Dedikodu başkalarının kişisel ve özel konuları hakkında yapılan konuşmalardır. Demiş vikipedi peki ya sizce ?
"Dedikodu sıkça kötülenen ama aslında kalabalık gruplar halinde işbirliği yapabilmenin de temelini oluşturan bir beceridir. Dilimiz dedikodu aracı yapmak üzere evrilmiştir ve homo sapiens her şeyden önce sosyal bir hayvandır, sosyal işbirliği hayatta kalma ve üreme için kritik öneme sahiptir.
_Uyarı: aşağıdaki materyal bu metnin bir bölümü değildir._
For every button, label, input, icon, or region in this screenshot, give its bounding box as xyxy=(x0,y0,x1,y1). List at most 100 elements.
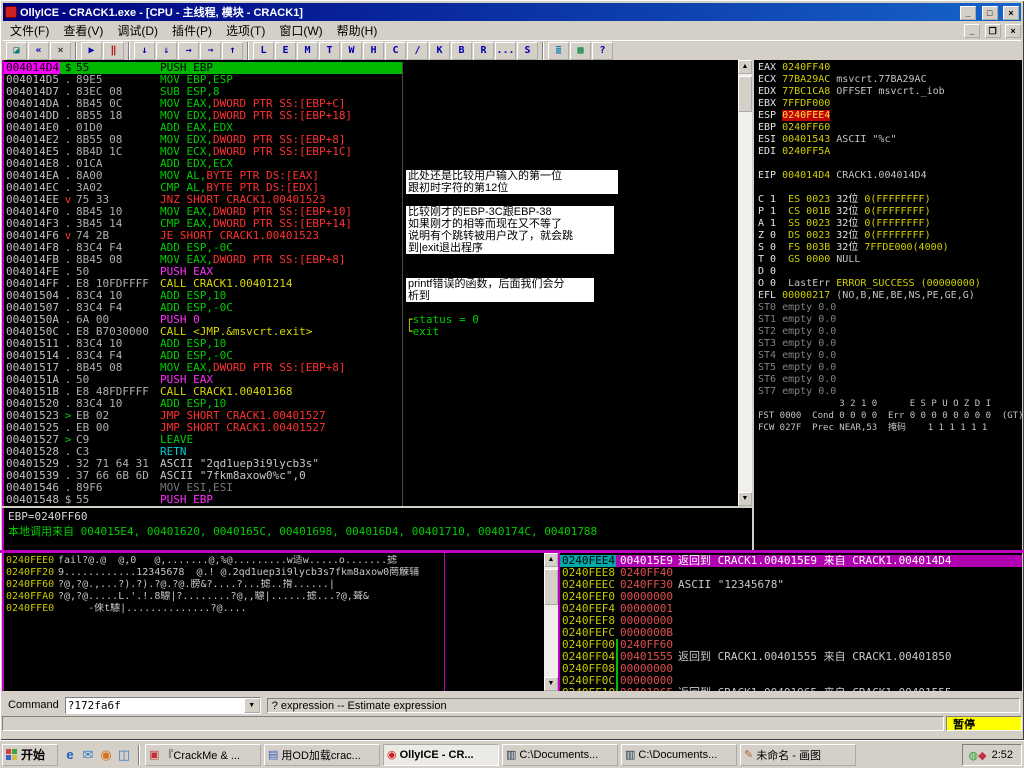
register-line[interactable]: EFL 00000217 (NO,B,NE,BE,NS,PE,GE,G) xyxy=(754,290,1022,302)
register-line[interactable]: C 1 ES 0023 32位 0(FFFFFFFF) xyxy=(754,194,1022,206)
run-trace-button[interactable]: ... xyxy=(495,41,516,60)
scroll-up-button[interactable]: ▲ xyxy=(738,60,752,74)
register-line[interactable]: O 0 LastErr ERROR_SUCCESS (00000000) xyxy=(754,278,1022,290)
taskbar-task-5[interactable]: ▥ C:\Documents... xyxy=(621,743,737,766)
disasm-row[interactable]: 004014F3. 3B45 14 CMP EAX,DWORD PTR SS:[EB… xyxy=(4,218,738,230)
open-file-button[interactable]: ◪ xyxy=(6,41,27,60)
disasm-row[interactable]: 004014DD. 8B55 18 MOV EDX,DWORD PTR SS:[EB… xyxy=(4,110,738,122)
dump-row[interactable]: 0240FFA0 ?@,?@.....L.'.!.8驃|?........?@,,… xyxy=(4,591,544,603)
disasm-row[interactable]: 004014FB. 8B45 08 MOV EAX,DWORD PTR SS:[EB… xyxy=(4,254,738,266)
animate-over-button[interactable]: ⇒ xyxy=(200,41,221,60)
register-line[interactable]: A 1 SS 0023 32位 0(FFFFFFFF) xyxy=(754,218,1022,230)
quicklaunch-icon-3[interactable]: ◉ xyxy=(97,747,115,763)
stack-row[interactable]: 0240FF1000401965返回到 CRACK1.00401965 来自 C… xyxy=(560,687,1022,691)
register-line[interactable]: ST6 empty 0.0 xyxy=(754,374,1022,386)
register-line[interactable]: S 0 FS 003B 32位 7FFDE000(4000) xyxy=(754,242,1022,254)
step-over-button[interactable]: ⇓ xyxy=(156,41,177,60)
mdi-close-button[interactable]: × xyxy=(1005,23,1021,38)
call-stack-button[interactable]: K xyxy=(429,41,450,60)
source-button[interactable]: S xyxy=(517,41,538,60)
taskbar-task-6[interactable]: ✎ 未命名 - 画图 xyxy=(740,743,856,766)
taskbar-task-3[interactable]: ◉ OllyICE - CR... xyxy=(383,743,499,766)
register-line[interactable]: EBX 7FFDF000 xyxy=(754,98,1022,110)
register-line[interactable]: ESP 0240FEE4 xyxy=(754,110,1022,122)
breakpoints-button[interactable]: B xyxy=(451,41,472,60)
register-line[interactable]: ESI 00401543 ASCII "%c" xyxy=(754,134,1022,146)
menu-item-3[interactable]: 调试(D) xyxy=(110,20,165,41)
register-line[interactable]: FST 0000 Cond 0 0 0 0 Err 0 0 0 0 0 0 0 … xyxy=(754,410,1022,422)
register-line[interactable]: EBP 0240FF60 xyxy=(754,122,1022,134)
command-input[interactable] xyxy=(65,697,244,713)
dump-scrollbar[interactable]: ▲ ▼ xyxy=(544,553,558,691)
appearance-button[interactable]: ▦ xyxy=(570,41,591,60)
taskbar-task-1[interactable]: ▣ 『CrackMe & ... xyxy=(145,743,261,766)
close-program-button[interactable]: × xyxy=(50,41,71,60)
executable-modules-button[interactable]: E xyxy=(275,41,296,60)
menu-item-6[interactable]: 窗口(W) xyxy=(272,20,329,41)
mdi-restore-button[interactable]: ❐ xyxy=(984,24,1001,39)
register-line[interactable]: ST0 empty 0.0 xyxy=(754,302,1022,314)
cpu-window-button[interactable]: C xyxy=(385,41,406,60)
register-line[interactable]: EIP 004014D4 CRACK1.004014D4 xyxy=(754,170,1022,182)
register-line[interactable]: EDX 77BC1CA8 OFFSET msvcrt._iob xyxy=(754,86,1022,98)
windows-button[interactable]: W xyxy=(341,41,362,60)
menu-item-5[interactable]: 选项(T) xyxy=(219,20,272,41)
quicklaunch-ie-icon[interactable]: e xyxy=(61,747,79,762)
quicklaunch-mail-icon[interactable]: ✉ xyxy=(79,747,97,763)
close-button[interactable]: × xyxy=(1003,6,1019,20)
taskbar-task-4[interactable]: ▥ C:\Documents... xyxy=(502,743,618,766)
command-combo[interactable]: ▼ xyxy=(64,696,261,714)
disasm-row[interactable]: 00401546. 89F6 MOV ESI,ESI xyxy=(4,482,738,494)
register-line[interactable]: 3 2 1 0 E S P U O Z D I xyxy=(754,398,1022,410)
register-line[interactable]: ECX 77BA29AC msvcrt.77BA29AC xyxy=(754,74,1022,86)
run-button[interactable]: ▶ xyxy=(81,41,102,60)
quicklaunch-show-desktop-icon[interactable]: ◫ xyxy=(115,747,133,763)
patches-button[interactable]: / xyxy=(407,41,428,60)
scroll-track[interactable] xyxy=(544,567,558,677)
options-button[interactable]: ≣ xyxy=(548,41,569,60)
disasm-row[interactable]: 00401507. 83C4 F4 ADD ESP,-0C xyxy=(4,302,738,314)
disasm-row[interactable]: 00401520. 83C4 10 ADD ESP,10 xyxy=(4,398,738,410)
maximize-button[interactable]: □ xyxy=(981,6,998,20)
scroll-thumb[interactable] xyxy=(738,76,752,112)
references-button[interactable]: R xyxy=(473,41,494,60)
dump-row[interactable]: 0240FF60 ?@,?@.,...?).?).?@.?@.膀&?....?..… xyxy=(4,579,544,591)
register-line[interactable]: ST2 empty 0.0 xyxy=(754,326,1022,338)
disasm-row[interactable]: 00401548 $55 PUSH EBP xyxy=(4,494,738,506)
menu-item-1[interactable]: 文件(F) xyxy=(3,20,56,41)
register-line[interactable]: ST1 empty 0.0 xyxy=(754,314,1022,326)
disasm-row[interactable]: 004014E8. 01CA ADD EDX,ECX xyxy=(4,158,738,170)
menu-item-2[interactable]: 查看(V) xyxy=(56,20,110,41)
disasm-row[interactable]: 00401525. EB 00 JMP SHORT CRACK1.00401527 xyxy=(4,422,738,434)
dump-row[interactable]: 0240FEE0 fail?@.@ @,0 @,.......@,%@......… xyxy=(4,555,544,567)
disasm-row[interactable]: 004014E5. 8B4D 1C MOV ECX,DWORD PTR SS:[EB… xyxy=(4,146,738,158)
disasm-row[interactable]: 00401523 > EB 02 JMP SHORT CRACK1.00401527 xyxy=(4,410,738,422)
register-line[interactable]: EAX 0240FF40 xyxy=(754,62,1022,74)
register-line[interactable]: FCW 027F Prec NEAR,53 掩码 1 1 1 1 1 1 xyxy=(754,422,1022,434)
stack-pane[interactable]: 0240FEE4 004015E9 返回到 CRACK1.004015E9 来自 C… xyxy=(558,553,1022,691)
disasm-row[interactable]: 00401517. 8B45 08 MOV EAX,DWORD PTR SS:[EB… xyxy=(4,362,738,374)
register-line[interactable]: Z 0 DS 0023 32位 0(FFFFFFFF) xyxy=(754,230,1022,242)
memory-map-button[interactable]: M xyxy=(297,41,318,60)
register-line[interactable]: ST3 empty 0.0 xyxy=(754,338,1022,350)
handles-button[interactable]: H xyxy=(363,41,384,60)
taskbar-task-2[interactable]: ▤ 用OD加载crac... xyxy=(264,743,380,766)
disasm-row[interactable]: 004014D4 $55 PUSH EBP xyxy=(4,62,738,74)
register-line[interactable]: ST7 empty 0.0 xyxy=(754,386,1022,398)
start-button[interactable]: 开始 xyxy=(2,743,58,766)
register-line[interactable]: ST4 empty 0.0 xyxy=(754,350,1022,362)
disasm-row[interactable]: 00401527 > C9 LEAVE xyxy=(4,434,738,446)
memory-dump-pane[interactable]: 0240FEE0 fail?@.@ @,0 @,.......@,%@......… xyxy=(2,553,544,691)
pause-button[interactable]: ‖ xyxy=(103,41,124,60)
disasm-row[interactable]: 004014EA. 8A00 MOV AL,BYTE PTR DS:[EAX] 此处还… xyxy=(4,170,738,182)
restart-button[interactable]: « xyxy=(28,41,49,60)
disassembly-scrollbar[interactable]: ▲ ▼ xyxy=(738,60,752,506)
register-line[interactable]: EDI 0240FF5A xyxy=(754,146,1022,158)
titlebar[interactable]: OllyICE - CRACK1.exe - [CPU - 主线程, 模块 - … xyxy=(3,3,1021,21)
tray-icon-1[interactable]: ◍ xyxy=(969,750,979,762)
registers-pane[interactable]: EAX 0240FF40 ECX 77BA29AC msvcrt.77BA29AC… xyxy=(752,60,1022,550)
step-into-button[interactable]: ↓ xyxy=(134,41,155,60)
disasm-row[interactable]: 004014EC. 3A02 CMP AL,BYTE PTR DS:[EDX] 跟初时… xyxy=(4,182,738,194)
menu-item-4[interactable]: 插件(P) xyxy=(165,20,219,41)
animate-into-button[interactable]: → xyxy=(178,41,199,60)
Kadın ve erkek bireyler için aslanların ve bizonun yerini bilmek yeterli değildir (diğer hayvanların iletişiminde olduğu gibi), asıl olan kabilede kimin kimden nefret ettiğini, kimin kimle ilişkiye girdiğini, kimin dürüst ve kimin hilebaz olduğunu bilmektir." der Yuval Noah Harari. Haklıdır da, kadın erkek fark etmeksizin gelir düzeyi düşük mahallelerdeki kısır günleri ya da kahvehane sohbetlerinden plazaların 639384. katına ve hatta politikacıların saraylarına kadar ulaşan muhteşem bi istihbarat ağıdır dedikodu. Tek sıkıntı ağ genişledikçe bilgi kirliliği artar.
Ki aynı kitapta bu soruna da değinilir. Zira "Sosyolojik araştoırmalar dedikodu sayesinde bir arada durabilen “doğal” bir grubun sınırının 150 kişi olduğunu göstermiştir. Grup bundan büyük olursa, çoğu kişi diğerlerini ne yeterince yakından tanıyabilir ne de dedikodu yapabilir."
İşte burada da ortak hikayeler yaratma becerimiz devreye giriyor. Sıkı sıkıya bağlı olduğumuz, ölümüne savunduğumuz değerlerimizin pek çoğu birbirimizi tanımamıza ve anlamamıza, bir arada kalmamıza yardım etsinler diye kendimiz uydurup sonra kendimiz inandığımız hikayeler ya aslında, büyülenmek mi lazım dehsete düşmek mi bilemiyorum.
Özetle dedikodu deyip gecmemek lazım. Önemlidir, gereklidir, sevilip bağrımıza basılmalıdır, felsefi ve sosyolojik anlamı meraklısına elbette ama merak etmeyen de hic olmazsa kahvenin yanında iki lafın belini kırmalıdır.